Which brings me around to real world women, and that quote by Robin Williams.  In my everyday life I run across all sorts of women, at work, in passing.  The ones who are perfectly coiffed, their makeup just so, their clothes perfectly tailored… they may earn a glance but are quickly forgotten.  Me, I notice those other women who aren’t trying to be some idealized version of perfection, but rather just being themselves.  It drives me nuts that women have such pressure to look more like what the media says is beautiful, and so they sometimes feel bad about what they think are imperfections in themselves that are, quite frankly, “the good stuff.”  Give me someone who’s shorter, or rounder, or has an odd shaped nose, or a goofy smile, maybe her teeth are a little crooked, maybe she’s got a bunch of freckles, funny ears, short fingers… add to that her unique and interesting mind and I just swoon.  Quirks, idiosyncrasies, so-called imperfections– that’s what makes each of us unique, and if you’re not trying to layer on someone else’s judgments or expectations, each person can offer up no end to fascination.
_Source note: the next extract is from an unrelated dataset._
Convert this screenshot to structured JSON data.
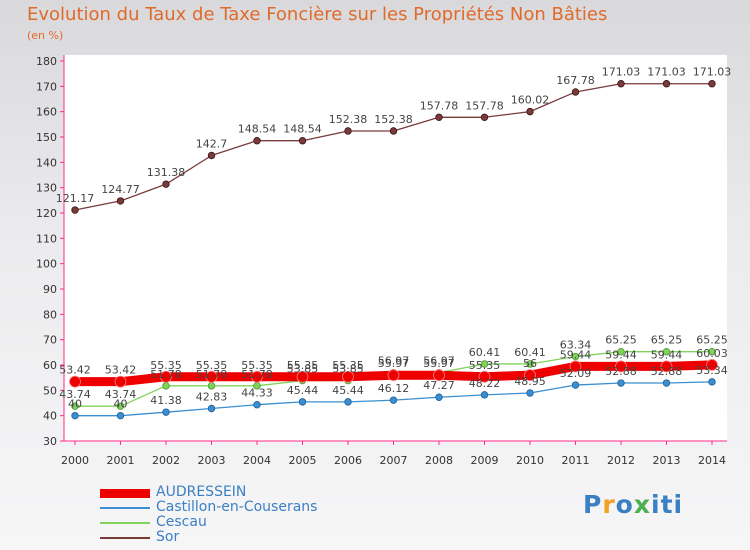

Among my fellow singles, I often read people talking about “instant connection” or “instant chemistry” being there or (as more often is the case) NOT being there, and that they can figure out right away whether someone has any shot at a relationship with them or not.  I can’t really relate to that because, as I wrote on my About Me page, “very few are the women I see in person, in passing, in print or on screen who don’t have something to wonder, cherish, ogle or fantasize about. ”  I mean, maybe that makes me sound desperate or sad or lonely, but I’ve always felt that way.  I’d like to think that I’m more someone who really appreciates the breadth of variety life brings us, and I know there is no end to unique experiences each woman can offer with her mind and body.  Don’t offer me perfection… offer me real, offer me weird, offer me complex, offer me surprises.